Gambian president-elect Adama Barrow said on Monday longtime leader Yahya Jammeh should leave power immediately after the incumbent president announced he would challenge the election result despite previously accepting defeat.
"I think he should step down now," Mr Barrow told AFP. "He has lost the election, we don't want to waste time, we want this country to start moving."
Mr Barrow is due to welcome a heavyweight group of African heads of state and UN representatives on Tuesday to persuade Mr Jammeh to go, which the President-elect said gave him hope that he would soon take power.
The high level delegation will include UN West Africa envoy Mohamed Ibn Chambas, Nigerian President Muhammadu Buhari, and Liberian leader Ellen Johnson Sirleaf in her capacity as head of the West African ECOWAS bloc, the Senegalese foreign ministry confirmed.
The delegation would "ask him to leave power", a source at the Senegalese foreign affairs spokesman said.
Mr Jammeh's swift concession of defeat had initially stunned observers and led to celebrations across the country.
But Mr Jammeh's party complicated what was expected to be a peaceful handover when it announced on Saturday that a legal complaint would be filed with the Supreme Court challenging the December 1 election result, as well as calling for new polls.
Outgoing Ghanaian President John Mahama is also expected to join the group on Tuesday, a regional example of a leader who just lost his own election but is nonetheless expected to hand power over without issue.
The delegation and international support "(is) giving us confidence and it will give confidence to every Gambian that the world is concerned about Gambia," Mr Barrow said.
'Reject the results in totality'
Mr Barrow urged Mr Jammeh to meet the heads of state when they arrive but could not confirm that the longtime leader would be present, saying that he had not spoken to him since December 2.
"I urge him and advise him to meet the international community. They are partners to The Gambia and The Gambia is a signatory to those institutions, so we have to give them that respect," he said.
Adding that his own safety was "a concern", Mr Barrow said he believed the army's declaration that he had top brass backing still held.
The President-elect said that Mr Jammeh's legal complaint over a vote recount was baseless and that he had no power to appoint to the Supreme Court new judges who would be necessary to hear the case. The court has sat dormant for more than a year.
"We don't have time to fight again. The Supreme Court wasn't existing for the last one year.

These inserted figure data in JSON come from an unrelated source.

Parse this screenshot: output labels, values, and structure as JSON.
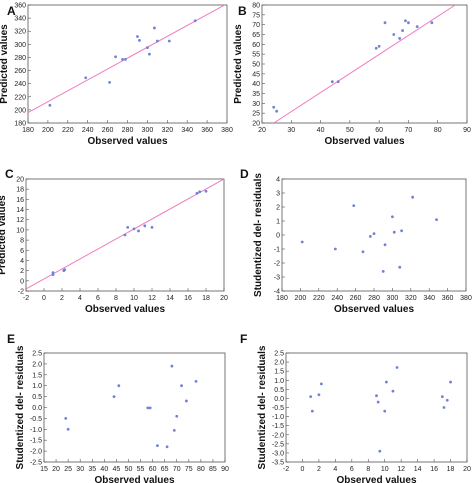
{
  "chart_data": [
    {
      "type": "scatter",
      "panel_label": "A",
      "xlabel": "Observed values",
      "ylabel": "Predicted values",
      "xlim": [
        180,
        380
      ],
      "ylim": [
        180,
        360
      ],
      "xticks": [
        180,
        200,
        220,
        240,
        260,
        280,
        300,
        320,
        340,
        360,
        380
      ],
      "yticks": [
        180,
        200,
        220,
        240,
        260,
        280,
        300,
        320,
        340,
        360
      ],
      "fit_line": [
        [
          180,
          196
        ],
        [
          380,
          362
        ]
      ],
      "points": [
        [
          202,
          207
        ],
        [
          238,
          249
        ],
        [
          262,
          242
        ],
        [
          268,
          281
        ],
        [
          275,
          277
        ],
        [
          278,
          277
        ],
        [
          290,
          312
        ],
        [
          292,
          306
        ],
        [
          300,
          295
        ],
        [
          302,
          285
        ],
        [
          307,
          325
        ],
        [
          310,
          305
        ],
        [
          322,
          305
        ],
        [
          348,
          336
        ]
      ],
      "colors": {
        "points": "#6f82d8",
        "line": "#f27cc0"
      }
    },
    {
      "type": "scatter",
      "panel_label": "B",
      "xlabel": "Observed values",
      "ylabel": "Predicted values",
      "xlim": [
        20,
        90
      ],
      "ylim": [
        20,
        80
      ],
      "xticks": [
        20,
        30,
        40,
        50,
        60,
        70,
        80,
        90
      ],
      "yticks": [
        20,
        25,
        30,
        35,
        40,
        45,
        50,
        55,
        60,
        65,
        70,
        75,
        80
      ],
      "fit_line": [
        [
          24,
          20
        ],
        [
          86,
          80
        ]
      ],
      "points": [
        [
          24,
          28
        ],
        [
          25,
          26
        ],
        [
          44,
          41
        ],
        [
          46,
          41
        ],
        [
          59,
          58
        ],
        [
          60,
          59
        ],
        [
          62,
          71
        ],
        [
          65,
          65
        ],
        [
          67,
          63
        ],
        [
          68,
          67
        ],
        [
          69,
          72
        ],
        [
          70,
          71
        ],
        [
          73,
          69
        ],
        [
          78,
          71
        ]
      ],
      "colors": {
        "points": "#6f82d8",
        "line": "#f27cc0"
      }
    },
    {
      "type": "scatter",
      "panel_label": "C",
      "xlabel": "Observed values",
      "ylabel": "Predicted values",
      "xlim": [
        -2,
        20
      ],
      "ylim": [
        -2,
        20
      ],
      "xticks": [
        -2,
        0,
        2,
        4,
        6,
        8,
        10,
        12,
        14,
        16,
        18,
        20
      ],
      "yticks": [
        -2,
        0,
        2,
        4,
        6,
        8,
        10,
        12,
        14,
        16,
        18,
        20
      ],
      "fit_line": [
        [
          -2,
          -1.6
        ],
        [
          20,
          20
        ]
      ],
      "points": [
        [
          1,
          1.2
        ],
        [
          1,
          1.6
        ],
        [
          2.2,
          2
        ],
        [
          2.3,
          2.2
        ],
        [
          9,
          9
        ],
        [
          9.3,
          10.5
        ],
        [
          10,
          10.2
        ],
        [
          10.5,
          9.8
        ],
        [
          11.2,
          10.8
        ],
        [
          12,
          10.5
        ],
        [
          17,
          17.2
        ],
        [
          17.3,
          17.5
        ],
        [
          18,
          17.6
        ]
      ],
      "colors": {
        "points": "#6f82d8",
        "line": "#f27cc0"
      }
    },
    {
      "type": "scatter",
      "panel_label": "D",
      "xlabel": "Observed values",
      "ylabel": "Studentized del- residuals",
      "xlim": [
        180,
        380
      ],
      "ylim": [
        -4,
        4
      ],
      "xticks": [
        180,
        200,
        220,
        240,
        260,
        280,
        300,
        320,
        340,
        360,
        380
      ],
      "yticks": [
        -4,
        -3,
        -2,
        -1,
        0,
        1,
        2,
        3,
        4
      ],
      "points": [
        [
          202,
          -0.5
        ],
        [
          238,
          -1
        ],
        [
          258,
          2.1
        ],
        [
          268,
          -1.2
        ],
        [
          276,
          -0.1
        ],
        [
          280,
          0.1
        ],
        [
          290,
          -2.6
        ],
        [
          292,
          -0.7
        ],
        [
          300,
          1.3
        ],
        [
          302,
          0.2
        ],
        [
          308,
          -2.3
        ],
        [
          310,
          0.3
        ],
        [
          322,
          2.7
        ],
        [
          348,
          1.1
        ]
      ],
      "colors": {
        "points": "#6f82d8"
      }
    },
    {
      "type": "scatter",
      "panel_label": "E",
      "xlabel": "Observed values",
      "ylabel": "Studentized del- residuals",
      "xlim": [
        15,
        90
      ],
      "ylim": [
        -2.5,
        2.5
      ],
      "xticks": [
        15,
        20,
        25,
        30,
        35,
        40,
        45,
        50,
        55,
        60,
        65,
        70,
        75,
        80,
        85,
        90
      ],
      "yticks": [
        -2.5,
        -2.0,
        -1.5,
        -1.0,
        -0.5,
        0.0,
        0.5,
        1.0,
        1.5,
        2.0,
        2.5
      ],
      "points": [
        [
          24,
          -0.5
        ],
        [
          25,
          -1
        ],
        [
          44,
          0.5
        ],
        [
          46,
          1
        ],
        [
          58,
          -0.02
        ],
        [
          59,
          -0.02
        ],
        [
          62,
          -1.75
        ],
        [
          66,
          -1.8
        ],
        [
          68,
          1.9
        ],
        [
          69,
          -1.05
        ],
        [
          70,
          -0.4
        ],
        [
          72,
          1
        ],
        [
          74,
          0.3
        ],
        [
          78,
          1.2
        ]
      ],
      "colors": {
        "points": "#6f82d8"
      }
    },
    {
      "type": "scatter",
      "panel_label": "F",
      "xlabel": "Observed values",
      "ylabel": "Studentized del- residuals",
      "xlim": [
        -2,
        20
      ],
      "ylim": [
        -3.5,
        2.5
      ],
      "xticks": [
        -2,
        0,
        2,
        4,
        6,
        8,
        10,
        12,
        14,
        16,
        18,
        20
      ],
      "yticks": [
        -3.5,
        -3.0,
        -2.5,
        -2.0,
        -1.5,
        -1.0,
        -0.5,
        0.0,
        0.5,
        1.0,
        1.5,
        2.0,
        2.5
      ],
      "points": [
        [
          1,
          0.1
        ],
        [
          1.2,
          -0.7
        ],
        [
          2,
          0.2
        ],
        [
          2.3,
          0.8
        ],
        [
          9,
          0.15
        ],
        [
          9.2,
          -0.2
        ],
        [
          9.4,
          -2.9
        ],
        [
          10,
          -0.7
        ],
        [
          10.2,
          0.9
        ],
        [
          11,
          0.4
        ],
        [
          11.5,
          1.7
        ],
        [
          17,
          0.1
        ],
        [
          17.2,
          -0.5
        ],
        [
          17.6,
          -0.1
        ],
        [
          18,
          0.9
        ]
      ],
      "colors": {
        "points": "#6f82d8"
      }
    }
  ]
}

There are a pile of cases that are waiting... but he doesn't care about it," Mr Barrow told AFP.
A readjustment of the votes counted in the election was made on Monday, reducing numbers of ballots for all three candidates but ultimately confirming Mr Barrow's victory.
In his speech on Friday, Mr Jammeh said he would now "reject the results in totality", and called for new elections.
Mr Jammeh has led the tiny sliver of a nation of just under two million people for 22 years since taking power in a coup.